10-bit color
Also known as: 10-bit, 10-bit video, HDR 10-bit, deep color
10-bit color records 1,024 levels per color channel instead of the 256 that 8-bit provides, giving over a billion possible colors. The extra levels produce smoother gradients with less banding, which is why HDR video uses 10-bit — at the cost of larger files.
- 1,024 levels per channel vs 256 for 8-bit
- Smoother gradients and far less banding
- Standard for HDR video; larger files than 8-bit
Why 10-bit looks smoother
With 8-bit, each channel has 256 steps, and large smooth areas like skies or sunsets can show visible bands where one step jumps to the next. 10-bit has 1,024 steps per channel, so those transitions blend smoothly and banding is far less likely.

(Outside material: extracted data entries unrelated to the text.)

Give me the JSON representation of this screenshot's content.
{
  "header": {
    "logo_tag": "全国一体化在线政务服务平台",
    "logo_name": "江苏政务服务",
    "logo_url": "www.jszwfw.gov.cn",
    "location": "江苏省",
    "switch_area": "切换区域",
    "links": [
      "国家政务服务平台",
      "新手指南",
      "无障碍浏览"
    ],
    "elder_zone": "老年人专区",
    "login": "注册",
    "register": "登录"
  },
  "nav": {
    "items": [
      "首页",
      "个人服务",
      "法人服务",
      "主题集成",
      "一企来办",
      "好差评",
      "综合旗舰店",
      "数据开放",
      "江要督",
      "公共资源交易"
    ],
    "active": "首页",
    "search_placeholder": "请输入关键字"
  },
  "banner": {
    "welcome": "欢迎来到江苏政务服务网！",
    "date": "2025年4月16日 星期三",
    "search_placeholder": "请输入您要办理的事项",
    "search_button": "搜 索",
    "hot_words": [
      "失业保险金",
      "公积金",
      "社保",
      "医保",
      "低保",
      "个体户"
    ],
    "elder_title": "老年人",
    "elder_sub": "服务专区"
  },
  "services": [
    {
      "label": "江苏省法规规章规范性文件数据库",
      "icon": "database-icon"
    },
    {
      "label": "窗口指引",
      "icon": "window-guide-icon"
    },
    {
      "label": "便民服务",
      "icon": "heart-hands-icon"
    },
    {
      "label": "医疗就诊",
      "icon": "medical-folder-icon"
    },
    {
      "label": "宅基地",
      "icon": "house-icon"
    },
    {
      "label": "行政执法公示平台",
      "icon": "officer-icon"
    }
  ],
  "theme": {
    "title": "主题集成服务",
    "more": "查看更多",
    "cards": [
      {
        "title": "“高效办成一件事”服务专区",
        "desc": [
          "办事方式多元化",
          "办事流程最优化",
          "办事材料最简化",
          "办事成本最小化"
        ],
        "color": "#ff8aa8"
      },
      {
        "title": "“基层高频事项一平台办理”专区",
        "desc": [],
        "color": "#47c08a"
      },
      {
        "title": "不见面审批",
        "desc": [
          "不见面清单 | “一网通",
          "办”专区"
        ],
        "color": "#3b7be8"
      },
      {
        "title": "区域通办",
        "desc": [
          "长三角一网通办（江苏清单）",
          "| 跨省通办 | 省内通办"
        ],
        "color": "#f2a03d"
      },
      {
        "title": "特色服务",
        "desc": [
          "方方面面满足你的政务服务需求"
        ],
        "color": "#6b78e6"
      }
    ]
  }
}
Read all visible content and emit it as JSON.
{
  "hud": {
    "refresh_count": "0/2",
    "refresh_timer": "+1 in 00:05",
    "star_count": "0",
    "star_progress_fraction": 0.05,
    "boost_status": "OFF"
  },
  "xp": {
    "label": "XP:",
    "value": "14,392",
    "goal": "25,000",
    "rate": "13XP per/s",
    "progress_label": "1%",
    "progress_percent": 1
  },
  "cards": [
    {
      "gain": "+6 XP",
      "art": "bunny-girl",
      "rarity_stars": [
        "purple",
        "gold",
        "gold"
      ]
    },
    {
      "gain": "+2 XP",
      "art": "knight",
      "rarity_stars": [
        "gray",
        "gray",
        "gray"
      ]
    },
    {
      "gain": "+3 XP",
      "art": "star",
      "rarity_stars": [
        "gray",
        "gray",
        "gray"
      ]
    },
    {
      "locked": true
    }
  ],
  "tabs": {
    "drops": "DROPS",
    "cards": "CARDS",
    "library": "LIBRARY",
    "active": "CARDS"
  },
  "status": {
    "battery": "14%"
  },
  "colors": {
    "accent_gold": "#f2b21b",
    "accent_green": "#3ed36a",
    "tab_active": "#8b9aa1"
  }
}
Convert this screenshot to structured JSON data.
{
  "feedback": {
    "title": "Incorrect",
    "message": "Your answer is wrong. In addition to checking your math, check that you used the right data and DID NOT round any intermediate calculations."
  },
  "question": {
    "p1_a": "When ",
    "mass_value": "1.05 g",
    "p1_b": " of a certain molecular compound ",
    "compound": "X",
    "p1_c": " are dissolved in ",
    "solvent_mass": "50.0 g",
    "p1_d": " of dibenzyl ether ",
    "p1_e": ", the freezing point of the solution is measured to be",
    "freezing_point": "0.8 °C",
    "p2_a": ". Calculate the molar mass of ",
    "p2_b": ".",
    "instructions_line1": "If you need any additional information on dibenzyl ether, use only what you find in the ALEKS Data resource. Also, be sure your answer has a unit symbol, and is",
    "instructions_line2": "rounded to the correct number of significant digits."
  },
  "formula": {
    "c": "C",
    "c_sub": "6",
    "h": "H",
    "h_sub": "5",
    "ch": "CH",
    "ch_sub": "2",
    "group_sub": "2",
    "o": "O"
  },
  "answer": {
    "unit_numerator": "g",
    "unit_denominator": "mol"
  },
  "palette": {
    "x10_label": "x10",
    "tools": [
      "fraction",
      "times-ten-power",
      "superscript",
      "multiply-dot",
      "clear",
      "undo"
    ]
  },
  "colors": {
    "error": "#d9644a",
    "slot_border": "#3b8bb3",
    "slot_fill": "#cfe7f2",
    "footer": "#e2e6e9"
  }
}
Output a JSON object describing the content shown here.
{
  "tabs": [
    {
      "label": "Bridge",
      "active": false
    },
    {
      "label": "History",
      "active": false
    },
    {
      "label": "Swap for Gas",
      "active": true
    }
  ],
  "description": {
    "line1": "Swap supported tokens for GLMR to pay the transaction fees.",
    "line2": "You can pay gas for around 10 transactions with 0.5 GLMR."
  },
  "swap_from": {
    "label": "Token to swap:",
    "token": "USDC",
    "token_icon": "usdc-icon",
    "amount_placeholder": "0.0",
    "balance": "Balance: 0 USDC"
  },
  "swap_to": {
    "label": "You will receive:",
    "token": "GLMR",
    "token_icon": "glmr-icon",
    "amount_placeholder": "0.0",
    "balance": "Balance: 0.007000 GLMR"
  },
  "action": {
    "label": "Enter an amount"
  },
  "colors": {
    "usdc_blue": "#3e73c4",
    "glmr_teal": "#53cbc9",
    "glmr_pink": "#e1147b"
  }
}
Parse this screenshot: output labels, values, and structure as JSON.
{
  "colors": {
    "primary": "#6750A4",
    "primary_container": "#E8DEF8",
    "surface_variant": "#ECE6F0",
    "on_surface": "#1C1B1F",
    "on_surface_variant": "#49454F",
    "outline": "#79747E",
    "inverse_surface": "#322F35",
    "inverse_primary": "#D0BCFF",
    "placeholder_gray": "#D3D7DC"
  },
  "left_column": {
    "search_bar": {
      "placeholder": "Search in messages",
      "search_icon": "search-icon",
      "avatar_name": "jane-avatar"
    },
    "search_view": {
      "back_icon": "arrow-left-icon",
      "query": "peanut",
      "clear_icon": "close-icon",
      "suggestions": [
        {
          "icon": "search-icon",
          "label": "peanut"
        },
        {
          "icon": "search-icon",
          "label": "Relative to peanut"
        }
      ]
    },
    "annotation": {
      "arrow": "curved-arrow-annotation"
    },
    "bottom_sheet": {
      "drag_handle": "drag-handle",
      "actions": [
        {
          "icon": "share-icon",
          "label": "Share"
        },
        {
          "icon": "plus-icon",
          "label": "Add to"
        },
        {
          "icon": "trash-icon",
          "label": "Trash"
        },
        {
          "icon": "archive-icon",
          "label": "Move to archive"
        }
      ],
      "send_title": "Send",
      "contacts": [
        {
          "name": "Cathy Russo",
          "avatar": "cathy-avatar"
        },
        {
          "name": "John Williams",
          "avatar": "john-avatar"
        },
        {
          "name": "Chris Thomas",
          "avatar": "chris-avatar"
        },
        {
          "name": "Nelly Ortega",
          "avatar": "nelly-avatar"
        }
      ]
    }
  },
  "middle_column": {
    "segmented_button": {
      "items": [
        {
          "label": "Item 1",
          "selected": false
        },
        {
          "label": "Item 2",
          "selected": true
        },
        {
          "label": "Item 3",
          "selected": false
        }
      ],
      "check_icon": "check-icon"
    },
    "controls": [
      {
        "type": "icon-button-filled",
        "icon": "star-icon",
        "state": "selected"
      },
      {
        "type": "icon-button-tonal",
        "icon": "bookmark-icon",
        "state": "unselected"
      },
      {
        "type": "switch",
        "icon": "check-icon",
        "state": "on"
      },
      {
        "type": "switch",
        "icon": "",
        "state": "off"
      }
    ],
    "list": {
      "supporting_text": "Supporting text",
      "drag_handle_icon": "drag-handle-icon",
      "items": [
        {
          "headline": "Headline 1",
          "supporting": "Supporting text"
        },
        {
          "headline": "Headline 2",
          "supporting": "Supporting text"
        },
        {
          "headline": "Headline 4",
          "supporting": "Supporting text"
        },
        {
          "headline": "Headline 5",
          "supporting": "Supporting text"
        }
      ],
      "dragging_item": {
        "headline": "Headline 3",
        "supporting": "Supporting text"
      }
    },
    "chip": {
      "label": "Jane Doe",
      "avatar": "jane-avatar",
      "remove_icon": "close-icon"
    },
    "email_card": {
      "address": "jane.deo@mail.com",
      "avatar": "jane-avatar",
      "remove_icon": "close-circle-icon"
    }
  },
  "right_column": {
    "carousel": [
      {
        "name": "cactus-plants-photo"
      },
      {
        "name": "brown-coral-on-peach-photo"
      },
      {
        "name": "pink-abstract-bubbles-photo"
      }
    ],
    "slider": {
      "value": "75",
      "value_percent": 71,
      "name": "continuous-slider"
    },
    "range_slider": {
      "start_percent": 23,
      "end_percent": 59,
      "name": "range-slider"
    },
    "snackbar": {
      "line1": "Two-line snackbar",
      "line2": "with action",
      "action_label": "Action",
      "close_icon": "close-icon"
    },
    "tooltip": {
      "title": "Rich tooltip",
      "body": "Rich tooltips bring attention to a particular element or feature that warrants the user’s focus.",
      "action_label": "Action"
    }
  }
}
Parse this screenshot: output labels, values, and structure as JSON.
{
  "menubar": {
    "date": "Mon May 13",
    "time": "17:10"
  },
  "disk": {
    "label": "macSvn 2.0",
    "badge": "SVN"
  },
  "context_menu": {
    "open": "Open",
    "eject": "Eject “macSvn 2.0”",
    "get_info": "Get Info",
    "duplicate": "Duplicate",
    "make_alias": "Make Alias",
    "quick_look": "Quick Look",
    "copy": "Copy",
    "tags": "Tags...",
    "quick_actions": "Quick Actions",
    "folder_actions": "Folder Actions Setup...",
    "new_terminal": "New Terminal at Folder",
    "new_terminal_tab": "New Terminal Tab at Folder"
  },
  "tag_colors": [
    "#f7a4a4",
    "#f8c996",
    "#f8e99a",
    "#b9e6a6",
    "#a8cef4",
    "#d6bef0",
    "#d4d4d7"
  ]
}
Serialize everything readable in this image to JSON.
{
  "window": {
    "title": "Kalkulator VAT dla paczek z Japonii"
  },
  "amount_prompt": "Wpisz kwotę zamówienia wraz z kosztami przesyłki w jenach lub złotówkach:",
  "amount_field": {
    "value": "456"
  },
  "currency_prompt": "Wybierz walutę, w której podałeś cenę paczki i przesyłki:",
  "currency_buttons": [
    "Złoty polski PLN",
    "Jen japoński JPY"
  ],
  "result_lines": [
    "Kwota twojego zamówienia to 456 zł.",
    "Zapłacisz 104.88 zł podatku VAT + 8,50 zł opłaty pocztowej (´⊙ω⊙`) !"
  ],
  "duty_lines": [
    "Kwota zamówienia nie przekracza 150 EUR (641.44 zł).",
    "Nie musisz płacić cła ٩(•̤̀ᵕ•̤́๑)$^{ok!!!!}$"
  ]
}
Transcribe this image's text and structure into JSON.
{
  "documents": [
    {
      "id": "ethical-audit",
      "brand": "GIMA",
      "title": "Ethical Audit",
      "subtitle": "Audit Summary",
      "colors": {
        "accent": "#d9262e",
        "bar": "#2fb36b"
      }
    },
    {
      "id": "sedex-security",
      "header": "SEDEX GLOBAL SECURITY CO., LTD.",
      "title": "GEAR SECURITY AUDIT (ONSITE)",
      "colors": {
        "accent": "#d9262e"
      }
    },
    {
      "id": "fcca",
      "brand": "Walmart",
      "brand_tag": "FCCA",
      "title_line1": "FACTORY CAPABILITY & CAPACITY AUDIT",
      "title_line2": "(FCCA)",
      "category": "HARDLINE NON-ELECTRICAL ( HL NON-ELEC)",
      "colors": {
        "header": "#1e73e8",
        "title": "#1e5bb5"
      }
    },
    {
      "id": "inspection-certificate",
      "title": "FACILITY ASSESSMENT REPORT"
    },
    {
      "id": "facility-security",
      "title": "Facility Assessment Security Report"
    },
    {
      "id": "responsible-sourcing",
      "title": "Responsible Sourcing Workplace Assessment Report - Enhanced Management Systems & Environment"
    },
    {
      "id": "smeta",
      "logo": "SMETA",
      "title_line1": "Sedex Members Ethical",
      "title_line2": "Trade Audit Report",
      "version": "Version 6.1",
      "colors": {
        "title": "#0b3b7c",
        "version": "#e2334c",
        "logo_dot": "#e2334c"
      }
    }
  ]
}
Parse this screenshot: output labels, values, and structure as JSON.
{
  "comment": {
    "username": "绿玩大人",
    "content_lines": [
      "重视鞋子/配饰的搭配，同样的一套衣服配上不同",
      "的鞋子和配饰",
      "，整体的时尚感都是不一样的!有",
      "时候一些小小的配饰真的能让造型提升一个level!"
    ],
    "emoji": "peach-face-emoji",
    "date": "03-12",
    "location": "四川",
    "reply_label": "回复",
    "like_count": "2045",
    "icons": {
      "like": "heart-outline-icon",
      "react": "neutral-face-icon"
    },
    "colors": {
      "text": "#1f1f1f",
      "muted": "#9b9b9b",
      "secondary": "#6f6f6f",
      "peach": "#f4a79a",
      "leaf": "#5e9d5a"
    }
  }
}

This headroom also helps editing: when you push exposure, contrast, or color, 10-bit footage holds together where 8-bit would tear into bands. It is the practical reason HDR capture is paired with 10-bit.
The storage cost
More tonal data per pixel means more data overall, so 10-bit clips are larger than 8-bit at the same resolution and length. How much larger depends on the codec — efficient formats like HEVC keep the increase modest, while less-compressed formats like ProRes are much heavier.
For everyday clips, 8-bit is usually plenty and saves space; reserve 10-bit for HDR and footage you intend to grade.